If Mark's friends had been kind to Martin (and they had been very), they were twenty times kinder to Mark. And now it was Martin's turn to work, and sit beside the bed and watch, and listen through the long, long nights, to every sound in the gloomy wilderness; and hear poor Mr Tapley, in his wandering fancy, playing at skittles in the Dragon, making love-remonstrances to Mrs Lupin, getting his sea-legs on board the Screw, travelling with old Tom Pinch on English roads, and burning stumps of trees in Eden, all at once.

But whenever Martin gave him drink or medicine, or tended him in any way, or came into the house returning from some drudgery without, the patient Mr Tapley brightened up and cried: 'I'm jolly, sir; 'I'm jolly!'

Now, when Martin began to think of this, and to look at Mark as he lay there; never reproaching him by so much as an expression of regret; never murmuring; always striving to be manful and staunch; he began to think, how was it that this man who had had so few advantages, was so much better than he who had had so many?
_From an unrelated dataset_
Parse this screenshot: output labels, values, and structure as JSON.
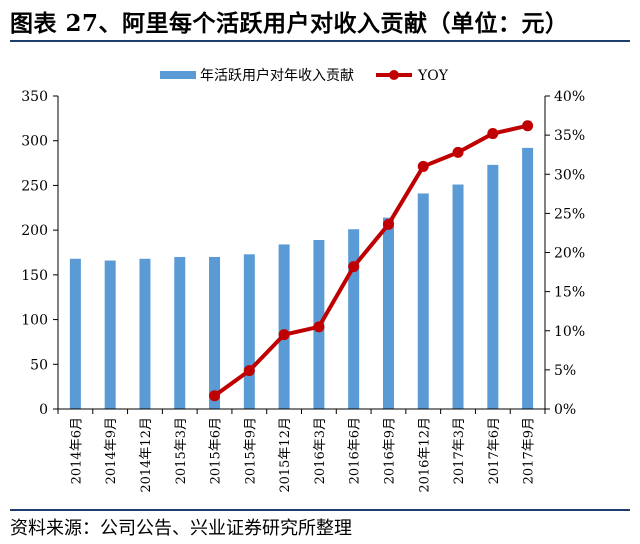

And attendance upon a sick bed, but especially the sick bed of one whom we have been accustomed to see in full activity and vigour, being a great breeder of reflection, he began to ask himself in what they differed.

He was assisted in coming to a conclusion on this head by the frequent presence of Mark's friend, their fellow-passenger across the ocean, which suggested to him that in regard to having aided her, for example, they had differed very much. Somehow he coupled Tom Pinch with this train of reflection; and thinking that Tom would be very likely to have struck up the same sort of acquaintance under similar circumstances, began to think in what respects two people so extremely different were like each other, and were unlike him. At first sight there was nothing very distressing in these meditations, but they did undoubtedly distress him for all that.

Martin's nature was a frank and generous one; but he had been bred up in his grandfather's house; and it will usually be found that the meaner domestic vices propagate themselves to be their own antagonists. Selfishness does this especially; so do suspicion, cunning, stealth, and covetous propensities. Martin had unconsciously reasoned as a child, 'My guardian takes so much thought of himself, that unless I do the like by MYself, I shall be forgotten.' So he had grown selfish.

But he had never known it. If any one had taxed him with the vice, he would have indignantly repelled the accusation, and conceived himself unworthily aspersed. He never would have known it, but that being newly risen from a bed of dangerous sickness, to watch by such another couch, he felt how nearly Self had dropped into the grave, and what a poor dependent, miserable thing it was.

It was natural for him to reflect--he had months to do it in--upon his own escape, and Mark's extremity.